The WSJ reported recently that General Electric’s board decided not to claw back pay to former CEO Jeff Immelt and other executives. They had been considering that course of action in response to 11 shareholder demands to investigate breaches of fiduciary duty and securities law violations. The company’s market cap has declined by about $200 billion since 2017 and it recently agreed to pay $200 million to settle an SEC charge that it misled investors about the circumstances leading up to that drop.
Although it’s still pretty rare for companies to claw back executive pay, there does seem to be a growing expectation that that will happen when a CEO’s decisions or actions are closely related to a scandal and/or drop in value.

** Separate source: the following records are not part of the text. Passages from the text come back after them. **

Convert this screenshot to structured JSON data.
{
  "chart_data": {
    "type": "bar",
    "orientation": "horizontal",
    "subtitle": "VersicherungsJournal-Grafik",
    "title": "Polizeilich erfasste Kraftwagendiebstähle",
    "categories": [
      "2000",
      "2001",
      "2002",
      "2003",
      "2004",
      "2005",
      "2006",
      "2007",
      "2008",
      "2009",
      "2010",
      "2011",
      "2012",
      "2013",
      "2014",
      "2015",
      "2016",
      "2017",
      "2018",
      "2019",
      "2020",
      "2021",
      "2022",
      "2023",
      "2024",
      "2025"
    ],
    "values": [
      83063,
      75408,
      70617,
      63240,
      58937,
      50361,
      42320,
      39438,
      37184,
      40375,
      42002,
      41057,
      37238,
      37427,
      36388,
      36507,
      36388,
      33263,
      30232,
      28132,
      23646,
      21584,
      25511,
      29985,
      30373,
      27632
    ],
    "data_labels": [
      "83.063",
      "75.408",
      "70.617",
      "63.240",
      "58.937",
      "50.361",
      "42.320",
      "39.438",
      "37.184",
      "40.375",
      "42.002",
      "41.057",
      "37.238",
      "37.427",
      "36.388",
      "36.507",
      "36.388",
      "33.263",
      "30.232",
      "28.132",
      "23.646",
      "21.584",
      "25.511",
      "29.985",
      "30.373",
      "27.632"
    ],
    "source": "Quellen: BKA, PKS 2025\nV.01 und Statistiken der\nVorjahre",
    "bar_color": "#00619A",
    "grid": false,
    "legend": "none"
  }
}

So, some people were surprised that GE didn’t take that step – and perhaps the company’s actions and communications will serve as a roadmap to other companies that face these demands in the future. Based on statements provided by the company and its lawyers, the WSJ reported these steps:
  • The board investigated the shareholder allegations by reviewing thousands of documents and conducting dozens of interviews – and concluded it didn’t have a sound legal claim to bring against any current or former officer, director or employee of the company, or against KPMG;

  • The company enhanced its disclosures and internal controls;

  • The former CEO didn’t receive any severance when he left GE;

  • Most of the members of GE’s board have changed since the activities at issue occurred;

  • No changes to GE’s financial statements were required in connection with the SEC settlement; and

  • The company took action to fire its auditor of more than a century as a result of the accounting issues that led to the stock drop.
On the flip side, if the company’s current directors end up encountering resistance to their re-elections because of this, it could be another reason for other companies to strengthen clawback policies and provisions. Boards can benefit from having a strong legal basis for recovery if they find themselves facing shareholder demands to do that. Along those same lines, this Agenda Week post highlights the expansion of “for cause” termination provisions in CEO employment agreements – based on preliminary data from a forthcoming research paper about the #MeToo impact on those contracts.